In a civil complaint filed on Friday in U.S.
District Court for Connecticut, GE said the IRS wrongly
disallowed a $2.2 billion loss it claimed from the 2003 sale of
a reinsurance subsidiary.
The complaint said GE, a large conglomerate that sells jet
engines and financial products, is owed a $439.3 million federal
income tax refund plus $219 million in interest. A court date
has yet to be set.
"The dispute involves a good-faith difference of opinion over
the tax consequences of a restructuring done more than a decade
ago," GE spokesman Seth Martin said in a statement. "While we
have paid the taxes in question, we believe it is in all
parties' interests to resolve this through a court decision," he
said.
GE is arguing that due to the 2003 sale of a struggling
reinsurance business, ERC Life Reinsurance Corp, it could carry
back tax losses into years it had taxable gains, according to
GE's court filing.
The IRS had disagreed with GE's claims for losses and reversed a
tentative tax refund to the company in 2004, the court filing
said.
The IRS declined to comment.
GE told shareholders last year about the dispute with the IRS,
according to the company's regulatory filings.

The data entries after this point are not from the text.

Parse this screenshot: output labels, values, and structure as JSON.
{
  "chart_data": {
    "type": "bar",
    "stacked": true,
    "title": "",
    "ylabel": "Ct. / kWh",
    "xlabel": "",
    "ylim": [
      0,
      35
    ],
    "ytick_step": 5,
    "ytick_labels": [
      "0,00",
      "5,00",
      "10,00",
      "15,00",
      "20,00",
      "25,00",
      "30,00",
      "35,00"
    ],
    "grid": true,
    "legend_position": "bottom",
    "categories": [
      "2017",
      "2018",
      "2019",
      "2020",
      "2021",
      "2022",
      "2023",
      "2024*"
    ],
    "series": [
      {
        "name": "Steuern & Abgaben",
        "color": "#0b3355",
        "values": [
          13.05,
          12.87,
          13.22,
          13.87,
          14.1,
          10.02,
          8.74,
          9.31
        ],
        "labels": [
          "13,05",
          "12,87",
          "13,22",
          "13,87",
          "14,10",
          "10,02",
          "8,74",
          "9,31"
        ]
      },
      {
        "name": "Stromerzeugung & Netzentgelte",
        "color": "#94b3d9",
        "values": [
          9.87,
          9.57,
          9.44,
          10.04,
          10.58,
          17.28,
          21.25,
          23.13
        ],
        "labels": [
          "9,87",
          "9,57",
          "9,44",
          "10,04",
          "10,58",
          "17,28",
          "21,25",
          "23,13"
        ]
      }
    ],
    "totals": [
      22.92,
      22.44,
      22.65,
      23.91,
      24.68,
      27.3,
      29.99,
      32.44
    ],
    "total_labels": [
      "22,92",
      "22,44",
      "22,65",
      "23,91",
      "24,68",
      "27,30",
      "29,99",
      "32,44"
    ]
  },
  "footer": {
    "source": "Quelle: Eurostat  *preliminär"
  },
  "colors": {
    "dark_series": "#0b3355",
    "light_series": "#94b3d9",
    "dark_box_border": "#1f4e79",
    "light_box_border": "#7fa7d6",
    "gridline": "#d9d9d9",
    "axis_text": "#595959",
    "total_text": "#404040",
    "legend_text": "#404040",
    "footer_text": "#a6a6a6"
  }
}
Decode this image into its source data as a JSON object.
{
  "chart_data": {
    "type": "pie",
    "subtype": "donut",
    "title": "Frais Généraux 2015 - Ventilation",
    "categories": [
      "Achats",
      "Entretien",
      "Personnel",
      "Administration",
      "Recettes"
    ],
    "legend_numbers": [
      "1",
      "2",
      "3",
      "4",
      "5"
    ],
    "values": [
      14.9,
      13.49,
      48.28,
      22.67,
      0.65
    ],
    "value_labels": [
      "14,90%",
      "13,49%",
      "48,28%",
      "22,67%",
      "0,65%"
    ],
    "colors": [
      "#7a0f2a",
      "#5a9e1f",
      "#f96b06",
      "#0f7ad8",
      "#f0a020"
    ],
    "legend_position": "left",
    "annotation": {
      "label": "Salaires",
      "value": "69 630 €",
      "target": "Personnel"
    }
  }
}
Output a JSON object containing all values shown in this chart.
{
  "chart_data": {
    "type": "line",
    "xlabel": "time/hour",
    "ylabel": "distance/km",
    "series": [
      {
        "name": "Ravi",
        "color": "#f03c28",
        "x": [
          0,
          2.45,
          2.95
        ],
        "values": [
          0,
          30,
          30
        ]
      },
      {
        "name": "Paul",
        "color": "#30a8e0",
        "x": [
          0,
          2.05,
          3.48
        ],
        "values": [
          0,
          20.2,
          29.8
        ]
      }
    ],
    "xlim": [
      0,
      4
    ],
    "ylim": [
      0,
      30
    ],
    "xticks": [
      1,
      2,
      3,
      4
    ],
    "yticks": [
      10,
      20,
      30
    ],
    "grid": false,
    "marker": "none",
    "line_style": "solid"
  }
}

GE, based in Fairfield, Connecticut, has faced public scrutiny
from watchdog groups for its low effective tax rate. Chief
Executive Jeff Immelt, a top adviser to President Barack Obama
on jobs and the economy, has said repeatedly the United States
ought to reform its corporate tax code.
The case is General Electric Company & Subsidiaries v. United
States of America; No. 3:14-cv-00190.